Question

f(x) =
−x, x ≤ −1
1 − x^2, −1 < x < 1
x − 1, x ≥ 1
.
Evaulate each of the following or explain why it does not exist.

lim
x→−1 f(x),
lim
x→0 f(x),
lim
x→1 f(x) .

Answer 1

\[find~\lim_{x \rightarrow-1 -}f(x)~and ~\lim_{x \rightarrow-1+ }f(x)\]
similarly
find
\[\lim_{x \rightarrow 1-}f(x)~and~\lim_{x \rightarrow 1+}f(x)\]
similarly for x=0

Answer 2

Yes!
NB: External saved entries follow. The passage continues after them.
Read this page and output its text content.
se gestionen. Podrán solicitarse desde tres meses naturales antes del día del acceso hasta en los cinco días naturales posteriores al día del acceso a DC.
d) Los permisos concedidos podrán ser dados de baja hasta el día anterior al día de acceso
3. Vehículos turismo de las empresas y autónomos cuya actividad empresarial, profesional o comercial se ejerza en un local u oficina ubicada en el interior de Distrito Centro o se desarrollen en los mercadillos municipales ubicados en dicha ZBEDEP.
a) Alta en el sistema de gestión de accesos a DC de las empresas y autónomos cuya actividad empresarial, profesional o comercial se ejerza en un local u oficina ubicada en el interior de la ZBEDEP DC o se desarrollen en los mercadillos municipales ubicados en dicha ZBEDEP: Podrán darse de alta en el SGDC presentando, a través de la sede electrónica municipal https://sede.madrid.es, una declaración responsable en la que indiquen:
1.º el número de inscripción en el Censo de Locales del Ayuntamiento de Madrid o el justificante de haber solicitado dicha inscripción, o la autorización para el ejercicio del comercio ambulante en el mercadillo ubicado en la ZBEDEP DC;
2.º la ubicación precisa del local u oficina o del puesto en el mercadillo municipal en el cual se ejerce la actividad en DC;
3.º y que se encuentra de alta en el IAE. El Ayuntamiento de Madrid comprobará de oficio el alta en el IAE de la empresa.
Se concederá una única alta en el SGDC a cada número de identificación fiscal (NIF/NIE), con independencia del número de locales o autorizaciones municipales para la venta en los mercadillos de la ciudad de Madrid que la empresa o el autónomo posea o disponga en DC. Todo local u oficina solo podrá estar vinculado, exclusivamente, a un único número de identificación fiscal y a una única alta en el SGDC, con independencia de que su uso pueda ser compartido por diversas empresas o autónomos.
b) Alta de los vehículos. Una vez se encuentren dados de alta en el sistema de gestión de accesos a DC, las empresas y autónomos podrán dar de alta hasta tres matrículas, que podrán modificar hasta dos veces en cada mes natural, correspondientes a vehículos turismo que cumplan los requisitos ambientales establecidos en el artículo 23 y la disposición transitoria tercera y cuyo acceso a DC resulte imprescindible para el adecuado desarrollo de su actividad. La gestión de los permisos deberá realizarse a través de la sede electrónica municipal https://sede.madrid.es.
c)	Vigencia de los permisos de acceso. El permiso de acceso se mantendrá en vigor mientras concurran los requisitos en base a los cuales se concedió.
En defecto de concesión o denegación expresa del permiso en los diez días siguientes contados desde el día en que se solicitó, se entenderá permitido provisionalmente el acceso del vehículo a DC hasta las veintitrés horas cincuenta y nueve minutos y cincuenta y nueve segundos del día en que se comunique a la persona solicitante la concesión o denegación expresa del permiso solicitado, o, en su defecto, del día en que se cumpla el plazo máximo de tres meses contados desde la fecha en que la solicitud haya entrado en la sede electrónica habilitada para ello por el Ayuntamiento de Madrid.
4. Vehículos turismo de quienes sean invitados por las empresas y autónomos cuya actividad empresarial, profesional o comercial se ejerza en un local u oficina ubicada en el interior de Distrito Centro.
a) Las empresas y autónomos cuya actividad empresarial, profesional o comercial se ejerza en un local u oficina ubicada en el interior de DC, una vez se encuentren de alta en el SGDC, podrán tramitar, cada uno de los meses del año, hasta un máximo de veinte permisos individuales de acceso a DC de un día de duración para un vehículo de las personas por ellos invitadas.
Haha, my prof didn't post solutions so I was wondering if I got the answers right. lim of -1 I got DNE. For lim of 0 I got 1. And for lim of 1 I got 0.

Answer 3

\[\lim_{x \rightarrow -1-}f(x)=\lim_{x \rightarrow -1-}\left( -x \right)\]
put x=1-h,h>0
\[h \rightarrow0~as~x \rightarrow-1-\]
\[\lim_{x \rightarrow -1-}f(x)=\lim_{h \rightarrow 0}\left\{ -\left( -1-h \right) \right\}=\lim_{h \rightarrow 0}\left( 1+h \right)=1\]
\[\lim_{x \rightarrow -1+}f(x)=\lim_{x \rightarrow -1+}\left( 1-x^2 \right)=1-1=0\]
\[\lim_{x \rightarrow -1-}f(x) \neq \lim_{x \rightarrow -1+}f(x)\]
\[Hence \lim_{x \rightarrow -1}f(x) ~does~\not~ exist.\]
so you are correct.
similarly your other limits are also correct.